What begins to emerge in the journey between Loyola and Montserrat is a spirituality that is countercultural, collaborative, and revolutionary in a nonviolent way. (See the incident on the road with “the Moor,” for example, which nearly incited the headstrong Ignatius to commit murder.) It is the kind of vulnerability, humility, capacity for discernment with others, and readiness to serve that can lead, as it has for many Jesuits, to martyrdom.
In this Ignatian Year, marking the 500th anniversary of Ignatius’s conversion, and on this Feast of Ignatius, July 31st, 2021, consider the possibility that healing, fellowship, and the joy of discovering vocation, may find us, too, on the road from Loyola to Montserrat.
+ Is there a moment or period in your life that marks a shift from a youthful or pragmatic preoccupation with career to a deepening discovery of vocation?
+ Has physical suffering, illness, or disability – whether your own or that of someone you love – ever become for you a doorway to reevaluation, transformation, or unexpected grace?

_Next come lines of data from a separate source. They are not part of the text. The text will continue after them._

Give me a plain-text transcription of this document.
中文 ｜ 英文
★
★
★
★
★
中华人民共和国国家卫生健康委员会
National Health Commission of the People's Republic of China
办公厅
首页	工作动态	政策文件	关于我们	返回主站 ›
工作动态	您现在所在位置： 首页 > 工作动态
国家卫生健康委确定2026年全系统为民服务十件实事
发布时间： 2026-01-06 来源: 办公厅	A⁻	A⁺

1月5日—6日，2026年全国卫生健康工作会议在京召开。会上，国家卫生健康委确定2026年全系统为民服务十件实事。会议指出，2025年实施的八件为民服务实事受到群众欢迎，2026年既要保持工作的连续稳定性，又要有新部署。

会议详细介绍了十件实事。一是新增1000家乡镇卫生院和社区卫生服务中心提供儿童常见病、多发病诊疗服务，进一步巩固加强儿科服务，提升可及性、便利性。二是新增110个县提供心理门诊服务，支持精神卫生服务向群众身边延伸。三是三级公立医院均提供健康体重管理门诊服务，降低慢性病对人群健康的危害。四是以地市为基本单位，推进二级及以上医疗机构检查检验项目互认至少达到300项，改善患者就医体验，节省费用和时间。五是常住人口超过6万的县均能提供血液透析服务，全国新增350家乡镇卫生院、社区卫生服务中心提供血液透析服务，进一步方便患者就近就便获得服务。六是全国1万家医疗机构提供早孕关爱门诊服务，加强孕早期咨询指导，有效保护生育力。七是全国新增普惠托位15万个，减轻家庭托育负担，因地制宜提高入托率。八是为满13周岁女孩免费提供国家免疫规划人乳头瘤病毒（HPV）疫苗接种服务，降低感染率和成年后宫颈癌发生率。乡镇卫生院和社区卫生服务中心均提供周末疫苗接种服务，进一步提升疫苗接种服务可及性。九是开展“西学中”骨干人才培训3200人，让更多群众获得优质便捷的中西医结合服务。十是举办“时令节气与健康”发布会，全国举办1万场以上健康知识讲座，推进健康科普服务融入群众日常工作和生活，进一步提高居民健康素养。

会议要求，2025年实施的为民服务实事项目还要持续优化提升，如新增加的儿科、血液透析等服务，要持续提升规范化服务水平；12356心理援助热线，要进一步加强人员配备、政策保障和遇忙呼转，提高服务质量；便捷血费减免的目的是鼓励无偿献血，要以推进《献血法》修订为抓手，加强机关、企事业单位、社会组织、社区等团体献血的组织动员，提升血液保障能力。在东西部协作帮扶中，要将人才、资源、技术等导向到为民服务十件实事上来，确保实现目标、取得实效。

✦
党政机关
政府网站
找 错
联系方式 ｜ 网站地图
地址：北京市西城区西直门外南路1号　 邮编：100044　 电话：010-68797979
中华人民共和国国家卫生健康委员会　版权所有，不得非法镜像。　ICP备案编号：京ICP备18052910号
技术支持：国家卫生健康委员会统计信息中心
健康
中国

Is there a person who especially helped you through that experience? Is there a time when you have been that person for another?
+ Much of the earliest part of Ignatius’s story focuses on his individual strivings to make a name for himself, prior to his intensive experiences of God in the natural world, in community, in spiritual conversation with others. Are there similar chapters or phases of spiritual discovery in your life, e.g., between the individual and the communal, the youthful and the older, the active and the contemplative?
+ During the terrible height of the AIDS pandemic in New York City, Fr. Bill McNichols ministered to many men dying with AIDS, to their loved ones and their families. He has compared the fear, isolation, and “othering” that characterized those years of “plague” with the extreme social and political polarization marking the present COVID-19 crisis [listen to a wonderful podcast interview here]. I invite you to take some time to quiet yourself, and to picture yourself as Ignatius in Fr. Bill’s image above, wounded, ill, isolated, or in some way suffering your own “cannonball” moment. As you lay in bed, imagine that Mary and the Child Jesus appear to you. Allow them simply to be present to you in your fragility. Can you feel their presence? their touch? What words do they speak to you?